Member of the House of Representatives of Nigeria from Adamawa
- Incumbent
- Assumed office June 2023
- Constituency: Mubi North/Mubi South/Maiha

Personal details
- Born: 10 April 1980 (age 45)
- Citizenship: Nigeria
- Party: All Progressive Congress

= Ja'afar Abubakar Magaji =

Nigerian politician

Ja'afar Abubakar Magaji is a Nigerian politician. He is currently serving as a member representing Mubi North/Mubi South/Maiha Federal Constituency in the House of Representatives.

== Early life and education ==
Ja'afar Abubakar Magaji was born on 4 October 1980 and holds a BSc. in Business Management.

== Political career ==
At the 2022 APC party primaries for the Mubi North/Mubi South/Maiha Federal constituency, Ja’afar emerged winner while defeating four other aspirants at the polls. As form of support and empowerment, Jafar provided his constituents with three trailer loads of fertilizer, hundreds of pesticides and herbicides, and agricultural supplies.

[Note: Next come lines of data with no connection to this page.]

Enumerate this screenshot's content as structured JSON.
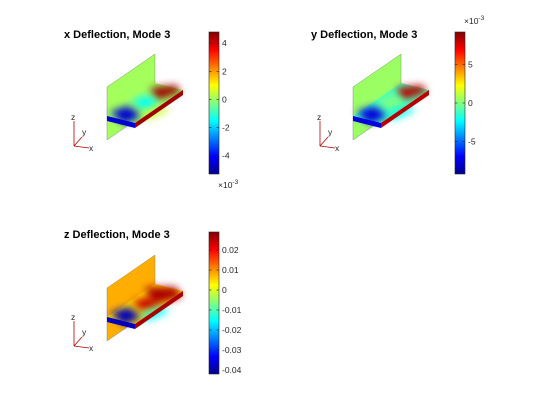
{
  "chart_data": [
    {
      "type": "heatmap",
      "title": "x Deflection, Mode 3",
      "colormap": "jet",
      "colorbar": {
        "clim": [
          -0.0053,
          0.0048
        ],
        "ticks": [
          4,
          2,
          0,
          -2,
          -4
        ],
        "tick_labels": [
          "4",
          "2",
          "0",
          "-2",
          "-4"
        ],
        "multiplier": "×10",
        "exponent": "-3",
        "multiplier_position": "bottom"
      },
      "triad": {
        "labels": [
          "z",
          "y",
          "x"
        ]
      },
      "field": {
        "wall": 0.0001,
        "plate_front": -0.0045,
        "plate_back": 0.0045,
        "plate_back_blob": -0.0015,
        "plate_front_right": 0.0005,
        "plate_mid": 0.0
      }
    },
    {
      "type": "heatmap",
      "title": "y Deflection, Mode 3",
      "colormap": "jet",
      "colorbar": {
        "clim": [
          -0.0092,
          0.0092
        ],
        "ticks": [
          5,
          0,
          -5
        ],
        "tick_labels": [
          "5",
          "0",
          "-5"
        ],
        "multiplier": "×10",
        "exponent": "-3",
        "multiplier_position": "top"
      },
      "triad": {
        "labels": [
          "z",
          "y",
          "x"
        ]
      },
      "field": {
        "wall": 0.0005,
        "plate_front": -0.0075,
        "plate_back": 0.0082,
        "plate_back_blob": 0.0,
        "plate_front_right": -0.002,
        "plate_mid": -0.001
      }
    },
    {
      "type": "heatmap",
      "title": "z Deflection, Mode 3",
      "colormap": "jet",
      "colorbar": {
        "clim": [
          -0.042,
          0.029
        ],
        "ticks": [
          0.02,
          0.01,
          0,
          -0.01,
          -0.02,
          -0.03,
          -0.04
        ],
        "tick_labels": [
          "0.02",
          "0.01",
          "0",
          "-0.01",
          "-0.02",
          "-0.03",
          "-0.04"
        ],
        "multiplier": "",
        "exponent": "",
        "multiplier_position": "none"
      },
      "triad": {
        "labels": [
          "z",
          "y",
          "x"
        ]
      },
      "field": {
        "wall": 0.008,
        "plate_front": -0.038,
        "plate_back": 0.026,
        "plate_back_blob": 0.024,
        "plate_front_right": -0.015,
        "plate_mid": 0.005
      }
    }
  ]
}
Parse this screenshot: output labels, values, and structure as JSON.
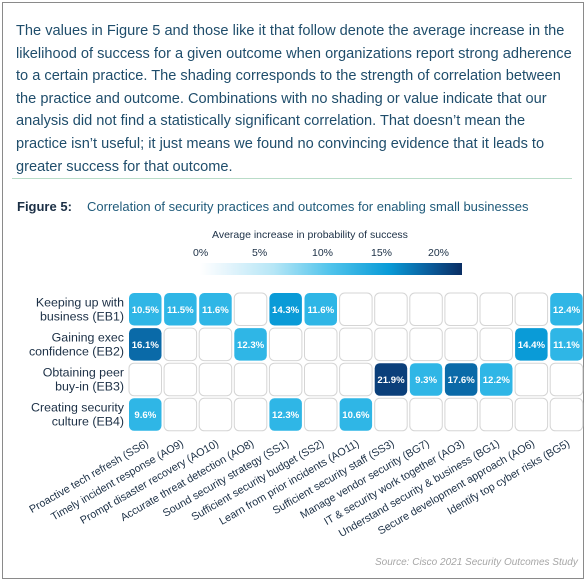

== Legal challenge and victory ==
In the 2023 National Assembly elections for the House of Representatives, an Appeal Court sitting in Abuja declared Jaafar Magaji, the candidate of the All Progressive Congress (APC), winner of the election for the constituency and ordered INEC to give him a certificate of return, while sacking Jingi Rufai of the Peoples Democratic Party (PDP).

== Religion ==
Ja'afar Abubakar Magaji is a Muslim.